As an educator in Asia, I’m skeptical of any plan that suggests a developing country should educate their growing workforce into nontradable services. Maybe I’m missing something.

If anything, Noah’s solution rings much truer: First, upgrade your overall productivity by getting your workforce to that place where a few engineers can operate highly productive factories. Nontradable services will follow.

> It’s possible that robotic factories, tended by a few engineers, will be an important source of revenue generation for developing countries. That revenue will then be spread around locally via local multiplier effects […] and each manufacturing job will create some larger number of other jobs in exactly the kind of nontradable services that Rodrik and Stiglitz want.
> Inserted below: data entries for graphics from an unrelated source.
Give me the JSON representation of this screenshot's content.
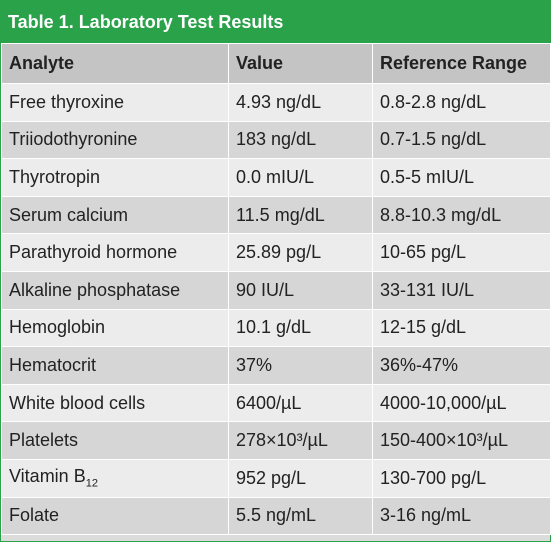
{
  "caption": "Table 1. Laboratory Test Results",
  "headers": [
    "Analyte",
    "Value",
    "Reference Range"
  ],
  "rows": [
    [
      "Free thyroxine",
      "4.93 ng/dL",
      "0.8-2.8 ng/dL"
    ],
    [
      "Triiodothyronine",
      "183 ng/dL",
      "0.7-1.5 ng/dL"
    ],
    [
      "Thyrotropin",
      "0.0 mIU/L",
      "0.5-5 mIU/L"
    ],
    [
      "Serum calcium",
      "11.5 mg/dL",
      "8.8-10.3 mg/dL"
    ],
    [
      "Parathyroid hormone",
      "25.89 pg/L",
      "10-65 pg/L"
    ],
    [
      "Alkaline phosphatase",
      "90 IU/L",
      "33-131 IU/L"
    ],
    [
      "Hemoglobin",
      "10.1 g/dL",
      "12-15 g/dL"
    ],
    [
      "Hematocrit",
      "37%",
      "36%-47%"
    ],
    [
      "White blood cells",
      "6400/µL",
      "4000-10,000/µL"
    ],
    [
      "Platelets",
      "278×10³/µL",
      "150-400×10³/µL"
    ],
    [
      "Vitamin B",
      "952 pg/L",
      "130-700 pg/L"
    ],
    [
      "Folate",
      "5.5 ng/mL",
      "3-16 ng/mL"
    ]
  ],
  "vitamin_subscript": "12"
}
Now, Noah seems to think this leads to a durable disadvantage in education:

> A subtler problem is learning. Productivity growth comes from learning new technologies and new business models. In a world where factories employ very few people, those factories won’t be as useful as schools for workers.

But I don’t think so. The “learning problem” solves itself. How can you get your developing country to a place where a small number of people operate highly productive factories without first getting a large number of people operating less productive factories (perhaps exporting to China) or an even larger number of people learning the skills and habits of timeliness, communication, and routine work?

I don’t see it. That’s like having the MLB but no Little League, or a Premier League but no youth football.